Estes são os dados resultantes de um estudo realizado no Hospital de Santa Maria, em 154 doentes que estavam a ser seguidos na consulta de etilo-risco. Este grupo psicoterapêutico, com pessoas em diferentes fases do tratamento (desintoxicação, abstinência, recaída, etc.) deixou de funcionar no confinamento, o que originou este estudo.
O estudo, da autoria de profissionais do Centro Hospitalar Lisboa Norte, foi apresentado no Congresso da Sociedade Portuguesa de Alcoologia, no Porto.
Segundo a análise, 73,3% dos doentes mudaram o padrão de consumo de álcool, 40,2% reduziram e 33,1% aumentaram o consumo.

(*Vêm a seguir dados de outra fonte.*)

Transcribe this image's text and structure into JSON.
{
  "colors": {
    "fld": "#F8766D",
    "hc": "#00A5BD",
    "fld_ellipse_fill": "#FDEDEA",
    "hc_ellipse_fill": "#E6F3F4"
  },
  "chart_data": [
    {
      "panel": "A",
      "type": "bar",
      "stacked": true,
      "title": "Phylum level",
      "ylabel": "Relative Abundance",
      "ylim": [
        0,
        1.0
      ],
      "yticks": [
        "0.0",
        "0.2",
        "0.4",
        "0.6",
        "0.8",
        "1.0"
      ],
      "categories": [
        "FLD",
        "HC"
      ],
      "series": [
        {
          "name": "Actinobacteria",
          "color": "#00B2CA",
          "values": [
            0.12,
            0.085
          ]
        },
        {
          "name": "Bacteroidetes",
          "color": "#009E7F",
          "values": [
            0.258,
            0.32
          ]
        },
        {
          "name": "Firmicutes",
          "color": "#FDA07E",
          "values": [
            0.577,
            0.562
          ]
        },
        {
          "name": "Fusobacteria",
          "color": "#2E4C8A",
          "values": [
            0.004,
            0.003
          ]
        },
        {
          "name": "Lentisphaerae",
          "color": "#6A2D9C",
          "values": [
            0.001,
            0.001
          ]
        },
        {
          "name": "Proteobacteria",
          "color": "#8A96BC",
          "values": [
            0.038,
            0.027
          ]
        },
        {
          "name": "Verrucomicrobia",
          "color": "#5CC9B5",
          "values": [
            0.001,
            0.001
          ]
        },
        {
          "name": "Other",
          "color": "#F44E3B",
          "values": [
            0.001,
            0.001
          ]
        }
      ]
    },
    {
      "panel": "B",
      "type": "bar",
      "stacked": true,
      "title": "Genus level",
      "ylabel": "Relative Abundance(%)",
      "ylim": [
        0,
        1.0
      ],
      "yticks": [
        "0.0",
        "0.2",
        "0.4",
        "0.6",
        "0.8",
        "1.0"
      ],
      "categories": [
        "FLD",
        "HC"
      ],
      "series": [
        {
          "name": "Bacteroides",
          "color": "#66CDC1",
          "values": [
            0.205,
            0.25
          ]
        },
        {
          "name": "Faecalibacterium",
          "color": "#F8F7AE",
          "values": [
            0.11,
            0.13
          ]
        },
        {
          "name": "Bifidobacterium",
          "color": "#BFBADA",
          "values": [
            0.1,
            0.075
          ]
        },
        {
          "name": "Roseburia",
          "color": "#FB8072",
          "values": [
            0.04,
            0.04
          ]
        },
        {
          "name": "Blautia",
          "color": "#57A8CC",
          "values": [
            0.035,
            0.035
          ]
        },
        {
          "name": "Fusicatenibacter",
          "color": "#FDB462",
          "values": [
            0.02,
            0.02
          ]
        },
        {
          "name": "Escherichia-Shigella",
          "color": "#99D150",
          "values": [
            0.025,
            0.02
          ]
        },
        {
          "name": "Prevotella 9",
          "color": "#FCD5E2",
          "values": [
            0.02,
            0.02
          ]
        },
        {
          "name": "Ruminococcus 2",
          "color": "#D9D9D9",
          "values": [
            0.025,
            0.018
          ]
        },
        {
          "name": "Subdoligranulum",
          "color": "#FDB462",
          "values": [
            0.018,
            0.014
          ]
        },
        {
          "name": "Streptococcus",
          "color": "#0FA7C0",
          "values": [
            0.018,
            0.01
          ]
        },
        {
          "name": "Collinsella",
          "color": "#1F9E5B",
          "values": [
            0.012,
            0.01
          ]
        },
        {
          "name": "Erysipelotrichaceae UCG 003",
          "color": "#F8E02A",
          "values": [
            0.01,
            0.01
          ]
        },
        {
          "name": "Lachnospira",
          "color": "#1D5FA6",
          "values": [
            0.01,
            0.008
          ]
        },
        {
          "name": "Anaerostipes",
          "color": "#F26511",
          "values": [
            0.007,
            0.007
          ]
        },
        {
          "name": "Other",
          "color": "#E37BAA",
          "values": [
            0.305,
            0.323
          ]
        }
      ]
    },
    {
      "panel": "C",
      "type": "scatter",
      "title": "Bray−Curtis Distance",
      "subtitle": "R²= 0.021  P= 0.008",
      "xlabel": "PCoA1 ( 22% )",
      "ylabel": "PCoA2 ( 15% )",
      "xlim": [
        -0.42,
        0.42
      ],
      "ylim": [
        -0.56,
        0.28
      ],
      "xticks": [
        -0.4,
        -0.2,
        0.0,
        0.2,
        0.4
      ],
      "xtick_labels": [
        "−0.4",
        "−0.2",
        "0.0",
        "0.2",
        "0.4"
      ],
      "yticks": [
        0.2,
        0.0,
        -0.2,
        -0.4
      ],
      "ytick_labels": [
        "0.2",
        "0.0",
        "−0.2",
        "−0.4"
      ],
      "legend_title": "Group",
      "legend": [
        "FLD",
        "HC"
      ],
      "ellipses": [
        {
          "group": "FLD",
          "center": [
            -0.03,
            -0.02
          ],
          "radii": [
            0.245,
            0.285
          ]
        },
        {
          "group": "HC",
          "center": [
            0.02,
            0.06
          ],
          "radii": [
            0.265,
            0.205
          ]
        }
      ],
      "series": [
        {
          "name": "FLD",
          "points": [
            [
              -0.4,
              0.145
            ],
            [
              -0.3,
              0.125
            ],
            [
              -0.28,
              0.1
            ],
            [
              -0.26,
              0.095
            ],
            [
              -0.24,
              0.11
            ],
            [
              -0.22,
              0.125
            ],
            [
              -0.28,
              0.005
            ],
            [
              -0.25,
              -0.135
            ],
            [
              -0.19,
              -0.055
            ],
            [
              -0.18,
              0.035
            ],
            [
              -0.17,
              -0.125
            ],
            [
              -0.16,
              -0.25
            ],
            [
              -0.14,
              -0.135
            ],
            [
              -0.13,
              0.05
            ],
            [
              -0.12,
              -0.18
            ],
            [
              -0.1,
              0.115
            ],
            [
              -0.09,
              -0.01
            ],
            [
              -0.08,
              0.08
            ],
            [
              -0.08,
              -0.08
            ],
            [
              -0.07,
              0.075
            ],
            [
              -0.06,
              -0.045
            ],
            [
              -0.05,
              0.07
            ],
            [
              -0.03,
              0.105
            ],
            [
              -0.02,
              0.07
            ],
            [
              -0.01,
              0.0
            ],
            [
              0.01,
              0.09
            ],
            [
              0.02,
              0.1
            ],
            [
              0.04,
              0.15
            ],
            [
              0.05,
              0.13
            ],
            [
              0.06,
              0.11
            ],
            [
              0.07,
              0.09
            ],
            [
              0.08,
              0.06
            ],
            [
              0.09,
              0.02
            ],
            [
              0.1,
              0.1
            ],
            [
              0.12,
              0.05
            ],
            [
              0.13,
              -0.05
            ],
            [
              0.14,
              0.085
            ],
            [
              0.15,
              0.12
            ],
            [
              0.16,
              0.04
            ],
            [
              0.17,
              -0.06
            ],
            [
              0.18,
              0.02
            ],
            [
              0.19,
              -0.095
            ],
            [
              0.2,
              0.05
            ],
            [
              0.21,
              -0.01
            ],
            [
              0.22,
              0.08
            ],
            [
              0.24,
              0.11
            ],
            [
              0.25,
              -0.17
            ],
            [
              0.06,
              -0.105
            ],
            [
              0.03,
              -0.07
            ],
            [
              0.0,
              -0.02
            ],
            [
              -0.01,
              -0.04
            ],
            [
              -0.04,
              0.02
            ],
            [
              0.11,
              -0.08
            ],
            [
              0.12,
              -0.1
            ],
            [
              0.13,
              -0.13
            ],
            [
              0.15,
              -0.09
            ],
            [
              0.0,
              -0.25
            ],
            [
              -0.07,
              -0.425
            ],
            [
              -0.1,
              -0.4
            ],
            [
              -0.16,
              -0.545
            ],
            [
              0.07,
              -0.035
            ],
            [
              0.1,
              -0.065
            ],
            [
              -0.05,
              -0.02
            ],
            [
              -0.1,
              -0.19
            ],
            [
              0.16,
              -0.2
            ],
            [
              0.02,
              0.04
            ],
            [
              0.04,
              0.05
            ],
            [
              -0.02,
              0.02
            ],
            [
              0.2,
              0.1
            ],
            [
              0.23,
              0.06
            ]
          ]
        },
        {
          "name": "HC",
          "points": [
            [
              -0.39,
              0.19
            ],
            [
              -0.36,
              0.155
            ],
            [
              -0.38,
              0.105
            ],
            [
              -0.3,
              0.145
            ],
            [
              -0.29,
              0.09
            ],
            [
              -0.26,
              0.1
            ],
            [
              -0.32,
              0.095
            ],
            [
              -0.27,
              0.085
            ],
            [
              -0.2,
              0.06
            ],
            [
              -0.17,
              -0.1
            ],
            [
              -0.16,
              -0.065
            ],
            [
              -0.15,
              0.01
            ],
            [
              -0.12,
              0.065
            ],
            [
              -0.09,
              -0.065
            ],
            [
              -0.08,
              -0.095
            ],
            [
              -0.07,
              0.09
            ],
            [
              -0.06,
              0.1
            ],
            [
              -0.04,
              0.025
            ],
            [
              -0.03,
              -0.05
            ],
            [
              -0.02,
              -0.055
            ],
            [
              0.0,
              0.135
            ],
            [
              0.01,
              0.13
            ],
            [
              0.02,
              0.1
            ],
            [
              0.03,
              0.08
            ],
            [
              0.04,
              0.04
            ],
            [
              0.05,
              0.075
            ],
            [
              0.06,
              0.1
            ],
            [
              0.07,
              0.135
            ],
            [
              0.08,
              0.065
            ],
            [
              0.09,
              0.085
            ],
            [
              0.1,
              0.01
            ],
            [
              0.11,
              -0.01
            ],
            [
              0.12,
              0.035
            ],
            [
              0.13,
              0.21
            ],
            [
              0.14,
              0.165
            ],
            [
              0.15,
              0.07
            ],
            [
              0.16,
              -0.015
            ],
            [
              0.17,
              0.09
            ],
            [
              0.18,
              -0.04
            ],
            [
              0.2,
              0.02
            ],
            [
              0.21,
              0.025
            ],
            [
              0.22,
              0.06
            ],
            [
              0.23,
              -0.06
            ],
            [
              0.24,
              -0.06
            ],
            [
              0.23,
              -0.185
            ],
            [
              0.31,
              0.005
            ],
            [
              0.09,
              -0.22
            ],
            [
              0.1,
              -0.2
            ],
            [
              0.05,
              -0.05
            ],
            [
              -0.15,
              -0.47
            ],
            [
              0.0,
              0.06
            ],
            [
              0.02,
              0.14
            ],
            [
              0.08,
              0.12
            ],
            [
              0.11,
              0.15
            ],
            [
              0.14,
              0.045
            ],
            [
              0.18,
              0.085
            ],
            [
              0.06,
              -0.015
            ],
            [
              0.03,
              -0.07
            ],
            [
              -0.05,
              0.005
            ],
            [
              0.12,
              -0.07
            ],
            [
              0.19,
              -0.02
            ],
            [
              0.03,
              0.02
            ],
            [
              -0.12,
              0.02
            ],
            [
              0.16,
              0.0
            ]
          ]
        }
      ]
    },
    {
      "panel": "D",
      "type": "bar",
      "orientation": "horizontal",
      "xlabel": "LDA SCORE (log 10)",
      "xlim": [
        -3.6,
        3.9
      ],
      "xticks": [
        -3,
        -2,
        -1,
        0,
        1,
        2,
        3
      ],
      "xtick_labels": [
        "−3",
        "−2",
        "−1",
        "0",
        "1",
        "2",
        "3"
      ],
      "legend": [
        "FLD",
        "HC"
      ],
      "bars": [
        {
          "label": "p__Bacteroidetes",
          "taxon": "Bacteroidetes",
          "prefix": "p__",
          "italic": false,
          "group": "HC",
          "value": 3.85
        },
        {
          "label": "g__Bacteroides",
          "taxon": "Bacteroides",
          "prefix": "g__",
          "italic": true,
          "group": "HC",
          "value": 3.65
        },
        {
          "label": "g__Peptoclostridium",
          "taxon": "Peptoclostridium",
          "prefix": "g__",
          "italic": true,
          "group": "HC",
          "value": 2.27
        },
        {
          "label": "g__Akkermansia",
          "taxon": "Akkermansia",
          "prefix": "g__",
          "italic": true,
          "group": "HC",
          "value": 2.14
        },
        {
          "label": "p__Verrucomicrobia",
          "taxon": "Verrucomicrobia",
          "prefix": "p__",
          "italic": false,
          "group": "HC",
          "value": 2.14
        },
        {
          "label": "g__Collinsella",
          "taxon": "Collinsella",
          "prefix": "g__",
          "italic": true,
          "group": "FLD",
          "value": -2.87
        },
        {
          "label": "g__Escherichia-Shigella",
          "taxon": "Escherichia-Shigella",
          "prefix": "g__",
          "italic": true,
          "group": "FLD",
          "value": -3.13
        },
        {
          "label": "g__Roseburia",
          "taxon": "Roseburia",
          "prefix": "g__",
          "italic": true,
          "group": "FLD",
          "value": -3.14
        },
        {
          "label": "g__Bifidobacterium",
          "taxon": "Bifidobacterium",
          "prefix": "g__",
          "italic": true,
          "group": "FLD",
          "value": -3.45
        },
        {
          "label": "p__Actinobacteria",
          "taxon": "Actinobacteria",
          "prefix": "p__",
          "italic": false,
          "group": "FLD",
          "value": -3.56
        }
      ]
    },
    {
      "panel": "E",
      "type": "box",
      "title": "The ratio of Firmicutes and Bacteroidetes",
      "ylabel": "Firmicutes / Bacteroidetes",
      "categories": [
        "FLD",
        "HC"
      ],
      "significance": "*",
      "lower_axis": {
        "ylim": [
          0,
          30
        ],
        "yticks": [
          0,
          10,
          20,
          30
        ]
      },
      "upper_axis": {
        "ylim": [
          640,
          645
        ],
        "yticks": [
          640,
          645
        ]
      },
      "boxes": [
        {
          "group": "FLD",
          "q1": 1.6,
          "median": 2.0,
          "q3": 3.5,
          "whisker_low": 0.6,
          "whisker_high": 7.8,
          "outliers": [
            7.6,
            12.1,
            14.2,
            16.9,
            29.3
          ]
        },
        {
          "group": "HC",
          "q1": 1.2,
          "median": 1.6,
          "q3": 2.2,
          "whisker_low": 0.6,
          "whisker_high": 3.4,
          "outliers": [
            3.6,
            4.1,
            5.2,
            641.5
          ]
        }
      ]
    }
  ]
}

Fátima Ismail, uma das coordenadoras do estudo, explicou à agência Lusa, que na primeira fase do confinamento imposto pela pandemia, “tudo estava fechado e não havia possibilidade de comprar álcool”.
“Primeiro, as pessoas não tinham como comprar álcool, depois, começou a ser levado a casa pelas empresas de take-away. Mas, até aí, alguns doentes tiveram sintomas de privação e alguns necessitaram mesmo de internamento e apoio nas consultas para a privação que estavam a sentir, relativamente a esta [álcool] e outras dependências”, explicou.
Fátima Ismail adiantou ainda que “se os dados indicam um aumento na venda de bebidas alcoólicas, alguém as está a consumir. Provavelmente, é a população a consumir em excesso e isso era importante perceber, pois pode trazer mais tarde problemas de saúde pública que se poderiam prevenir”, sugerindo a necessidade de de fazer um estudo ao consumo de álcool na população em geral.
Contudo, sublinha que “o álcool é um problema insidioso, começa antes de as pessoas procurarem o médico e é um problema de saúde pública”.
“As mortes por cirrose e o absentismo são apenas algumas das repercussões do álcool. É preciso alertar para o consumo”, considerou, acrescentando que “o vinho é uma substância muito usada socialmente, dá imenso prazer, e fala-se dele como se fosse um produto alimentar. É muito difícil chamar a atenção de que seria bom continuar a aproveitar sem abusar”.
Quanto à medicação ansiolítica, os que a estavam a tomar viram-na aumentar (com indicação médica) durante a pandemia.
“Há pouca gente a investir nas dependências e a considerar que é uma doença. As pessoas não consomem porque querem, há uma vulnerabilidade e isto precisa de ser abordado numa consulta especializada. Há muita carência de investigação na área das dependências em geral”, afirmou Maria João Gonçalves, outra das coordenadoras do estudo.
No que se refere ao agregado familiar, os que vivem em casal ou têm filhos diminuíram o consumo.
Os dados mostraram ainda que a pandemia teve consequências familiares, laborais ou legais houve aumento do consumo de álcool.
O estudo, vai avançar agora para uma segunda parte, para apurar se houve alterações.